All modules and linear maps considered here are defined over a Cohen-Macaulay local ring of dimension \(d\) admitting a dualizing module \(D\). The notion of \(G\)-dimension of a finitely generated module was introduced by M. Auslander [in: Séminaire Algèbre commutative Paris, 1966/67, Éc. Norm. Supér. Jeunes Filles (1968)]. Foxby established a duality between two full subcategories in the category of modules and proved that the finitely generated modules in one category are precisely those of finite \(G\)-dimension [H.-B. Foxby, in: Commutative algebra, internat. Conf., Vechta 1994, Vechtaer Univ.-Schnitten 13, 59-63 (1994; Zbl 0834.13014)]. The main purposes of the paper are to generalize the notion of \(G\)-dimension and to extend Foxby’s result.
A modulo \(M\) is said to be Gorenstein- \((G\)- for short) projective if there is an exact sequence \(\cdots \to P_2\to P_1 \to P_0 @>d_0>> P_{-1}\to \cdots\) of projective modules such that \(M= \text{Ker} (d_0)\) and such that \(\operatorname{Hom} (\;,P)\) leaves the sequence exact whenever \(P\) is a projective module. A module \(N\) is said to be \(G\)-injective if there is an exact sequence \(\cdots \to E^{-1} \to E^0 @>d^0>> E^1\to E^2\to \cdots\) of injective modules such that \(N=\text{Ker} (d^0)\) and such that \(\operatorname{Hom} (E,\;)\) leaves the sequence exact whenever \(E\) is an injective module. The class \({\mathcal G}_0\) is defined to consist of those modules \(M\) such that \(\text{Tor}_i (D,M)=0\) and \(\text{Ext}^i (D,D \otimes M)=0\) for all \(i\geq 1\) and such that the natural map \(M\to \operatorname{Hom} (D,D \otimes M)\) is an isomorphism. The class \({\mathcal J}_0\) consists of those \(N\) such that \(\text{Ext}^i (D,N) =0\) and \(\text{Tor}_i (D,\operatorname{Hom} (D,N))=0\) for all \(i\geq 1\) and such that \(D\otimes \operatorname{Hom} (D,N)\to N\) is an isomorphism. The functor \(D\otimes-\) from \({\mathcal G}_0\) to \({\mathcal J}_0\) gives an equivalence between these two categories, and similarly \(\operatorname{Hom} (D,\;): {\mathcal J}_0 \to {\mathcal G}_0\) is an equivalence.
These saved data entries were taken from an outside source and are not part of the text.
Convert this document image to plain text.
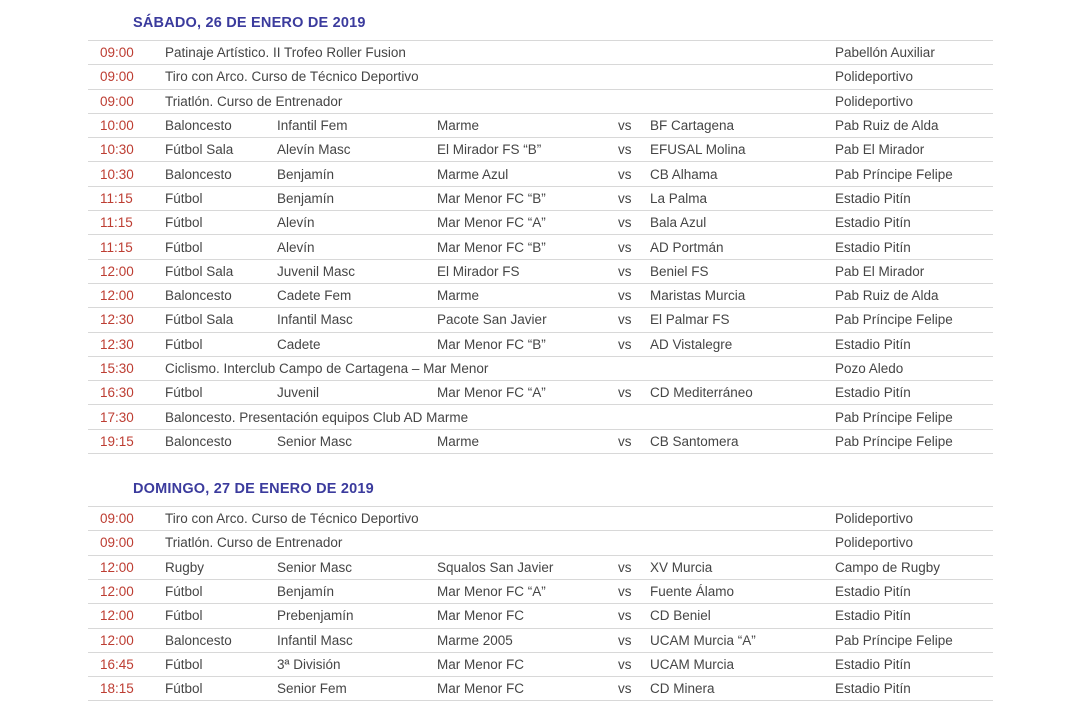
SÁBADO, 26 DE ENERO DE 2019
09:00	Patinaje Artístico. II Trofeo Roller Fusion	Pabellón Auxiliar
09:00	Tiro con Arco. Curso de Técnico Deportivo	Polideportivo
09:00	Triatlón. Curso de Entrenador	Polideportivo
10:00	Baloncesto	Infantil Fem	Marme	vs	BF Cartagena	Pab Ruiz de Alda
10:30	Fútbol Sala	Alevín Masc	El Mirador FS “B”	vs	EFUSAL Molina	Pab El Mirador
10:30	Baloncesto	Benjamín	Marme Azul	vs	CB Alhama	Pab Príncipe Felipe
11:15	Fútbol	Benjamín	Mar Menor FC “B”	vs	La Palma	Estadio Pitín
11:15	Fútbol	Alevín	Mar Menor FC “A”	vs	Bala Azul	Estadio Pitín
11:15	Fútbol	Alevín	Mar Menor FC “B”	vs	AD Portmán	Estadio Pitín
12:00	Fútbol Sala	Juvenil Masc	El Mirador FS	vs	Beniel FS	Pab El Mirador
12:00	Baloncesto	Cadete Fem	Marme	vs	Maristas Murcia	Pab Ruiz de Alda
12:30	Fútbol Sala	Infantil Masc	Pacote San Javier	vs	El Palmar FS	Pab Príncipe Felipe
12:30	Fútbol	Cadete	Mar Menor FC “B”	vs	AD Vistalegre	Estadio Pitín
15:30	Ciclismo. Interclub Campo de Cartagena – Mar Menor	Pozo Aledo
16:30	Fútbol	Juvenil	Mar Menor FC “A”	vs	CD Mediterráneo	Estadio Pitín
17:30	Baloncesto. Presentación equipos Club AD Marme	Pab Príncipe Felipe
19:15	Baloncesto	Senior Masc	Marme	vs	CB Santomera	Pab Príncipe Felipe
DOMINGO, 27 DE ENERO DE 2019
09:00	Tiro con Arco. Curso de Técnico Deportivo	Polideportivo
09:00	Triatlón. Curso de Entrenador	Polideportivo
12:00	Rugby	Senior Masc	Squalos San Javier	vs	XV Murcia	Campo de Rugby
12:00	Fútbol	Benjamín	Mar Menor FC “A”	vs	Fuente Álamo	Estadio Pitín
12:00	Fútbol	Prebenjamín	Mar Menor FC	vs	CD Beniel	Estadio Pitín
12:00	Baloncesto	Infantil Masc	Marme 2005	vs	UCAM Murcia “A”	Pab Príncipe Felipe
16:45	Fútbol	3ª División	Mar Menor FC	vs	UCAM Murcia	Estadio Pitín
18:15	Fútbol	Senior Fem	Mar Menor FC	vs	CD Minera	Estadio Pitín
In section two, the “main theorems”, the authors prove are: For a module \(M\), \[ M\in {\mathcal G}_0 \Leftrightarrow G\text{-proj} \dim M< \infty \Leftrightarrow G \text{-proj} \dim M\leq d; \] and for \(N\), \[ N\in {\mathcal J}_0 \Leftrightarrow G \text{-inj} \dim N<\infty \Leftrightarrow G\text{-inj} \dim N\leq d. \] \((G\)-projective and injective dimensions are defined in the usual way.)
In section three the notion of a \(G\)-flat module is introduced and a characterization of a \(G\)-flat module is given. For a class \({\mathcal F}\) of modules, \({\mathcal F}\)-(pre)covers and \({\mathcal F}\)-(pre)envelopes are defined. Some results concerning \(G\)-projective precovers, \(G\)-injective preenvelopes and \(G\)-flat covers are given.